Humble Cash savors giving back to community
In many ways, obvious and not so obvious, Swin Cash is much like Chuck Cooper, trailblazers in their own right, both a bit of an anomaly.
“When I first heard of Chuck Cooper, I said, ‘Who's Chuck Cooper?' ” said Rondell Jordan, a 25-year-old Pitt law student from New York. “Being from Brooklyn, I'd never heard of him. As a kid, when I thought of a big-time basketball player, I thought of Magic Johnson.
“I need to Google Chuck Cooper.”
Perhaps if not for some determination from the former Westinghouse High School and Duquesne University basketball star who was the first African-American player to be drafted into the NBA, nobody would be talking about Magic Johnson.
And Rondell Jordan almost certainly wouldn't be one of six recipients of postgraduate scholarships Wednesday from the Chuck Cooper Foundation.
Cash, whose real name is Swintayla, meaning “astounding woman,” is the McKeesport native and forward for the WNBA's New York Liberty, who was this year's honored guest at the fifth annual Chuck Cooper Foundation Awards Luncheon at Consol Energy Center.
A two-time Olympic gold medalist, six-time WNBA all-star and renowned philanthropist, Cash accepted the annual Chuck Cooper Leadership, Diversity and Community Service Award with a dose of humility and a sparkle in her eye.
“I checked out this foundation, and it's directly aligned with what I stand for,” said Cash, gazing at the sellout crowd and beyond through the windows of the Lexus Club.
“I'm home,” she said. “For me, it means a lot to see people from your hometown.”
Cash acknowledged the McKeesport girls basketball team in attendance as well as her former classmate, McKeesport athletic director Charley Kiss, among others.
“Charley, we were voted most athletic man and woman in our class, weren't we?” Cash said with a big smile. “Without my family, without my friends, I am nothing.”
The foundation, which received its first $10,000 grant from the Penguins, also presented postgraduate scholarships to Bernandie Jean, a PhD candidate in chemistry and biochemistry at Duquesne; Joshua Nyarko, also a law student at Pitt; Nicole Johnson, enrolled in a five-year Master's program in speech language pathology at Duquesne; Shelly Brown, a doctoral candidate in education at Duquesne; and Sylvester Hanner, a PhD student in the counseling and education supervision program at Duquesne.
The event, which is the foundation's primary fundraiser, was formed in 2011. It evolved each year, moving in 2014 to PNC Park before arriving at Consol Energy Center, where Saturday, Duquesne will meet Dayton in the Chuck Cooper Classic men's basketball game.
“This luncheon is our most successful yet,” foundation founder and president Chuck Cooper III said. “To be able to honor a person such as Swin Cash with my dad's name is phenomenal.
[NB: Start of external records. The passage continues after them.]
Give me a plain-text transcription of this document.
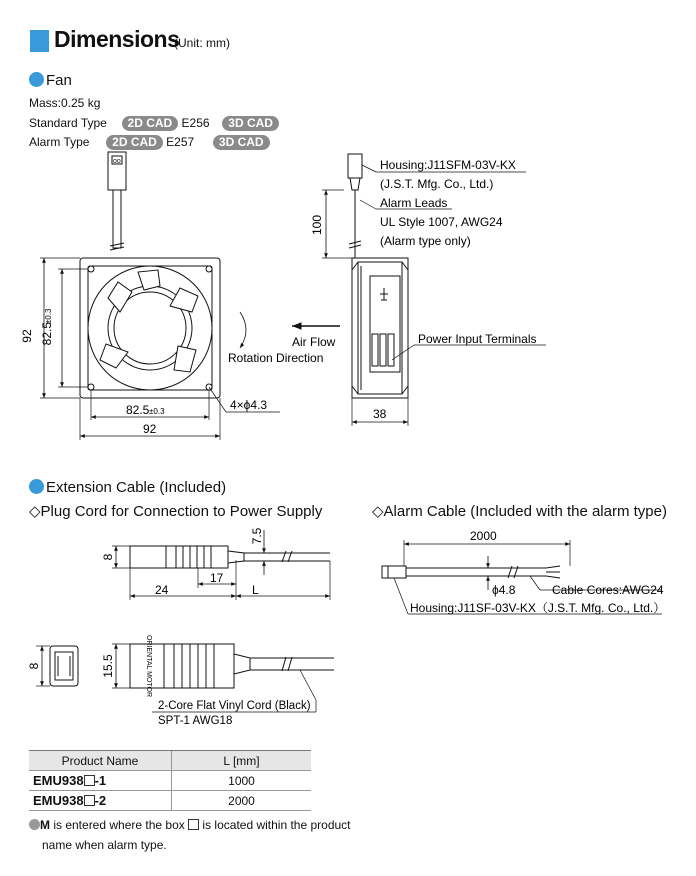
Dimensions
(Unit: mm)
Fan
Mass:0.25 kg
Standard Type 2D CAD E256 3D CAD
Alarm Type 2D CAD E257 3D CAD
oo
92 82.5
±0.3
82.5 ±0.3
92
4×ϕ4.3
Rotation Direction
100
Housing:J11SFM-03V-KX
(J.S.T. Mfg. Co., Ltd.)
Alarm Leads
UL Style 1007, AWG24
(Alarm type only)
Air Flow	Power Input Terminals
38
8
7.5
17
24	L
8	ORIENTAL MOTOR
15.5
2-Core Flat Vinyl Cord (Black)
SPT-1 AWG18
2000
ϕ4.8	Cable Cores:AWG24
Housing:J11SF-03V-KX（J.S.T. Mfg. Co., Ltd.）
Extension Cable (Included)
◇Plug Cord for Connection to Power Supply	◇Alarm Cable (Included with the alarm type)
Product Name	L [mm]
EMU938 -1	1000
EMU938 -2	2000
M is entered where the box  is located within the product
name when alarm type.
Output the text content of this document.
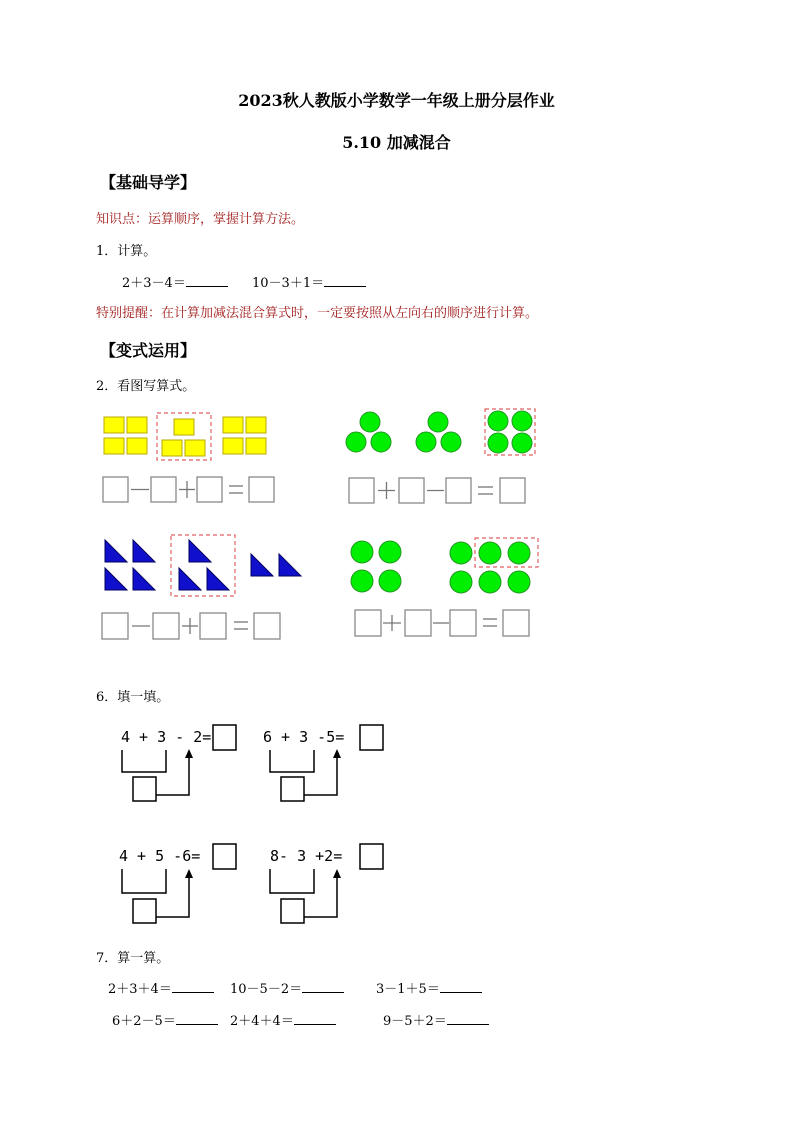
2023秋人教版小学数学一年级上册分层作业
5.10 加减混合
【基础导学】
知识点：运算顺序，掌握计算方法。
1．计算。
2＋3－4＝	10－3＋1＝
特别提醒：在计算加减法混合算式时，一定要按照从左向右的顺序进行计算。
【变式运用】
2．看图写算式。
6．填一填。
4 + 3 - 2=	6 + 3 -5=
4 + 5 -6=	8- 3 +2=
7．算一算。
2＋3＋4＝	10－5－2＝	3－1＋5＝
6＋2－5＝	2＋4＋4＝	9－5＋2＝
She's a genuine spirit.”
Cash doesn't want to be remembered just for her basketball exploits — two NCAA titles at Connecticut, one Final Four MVP and all-state recognition as a high school player at McKeesport, where she said she overcame a lot of distractions — but also for what Cooper characterized as tireless work to help others.
Said Cash: “I always started out in my career hoping to be a trailblazer. I don't want to be just put in a box with people knowing just about basketball.
“I looked at those girls from my school. They were wide-eyed. You have one moment to reach them. You want to be a role model. You want to make sure you plant the seed.”
Cash, who lives in New York and is a broadcaster in the offseason for CBS Sports and NBC Sports, is the founder of Swin Cash Enterprises. Her Cash Building Blocks program serves as an urban development company that renovates and offers homes to low-income families, and her Cash for Kids project is designed to educate children about the importance of fitness.
“I've been able to have the career I've had because of my roots to Pittsburgh,” Cash said. “We're hard workers.”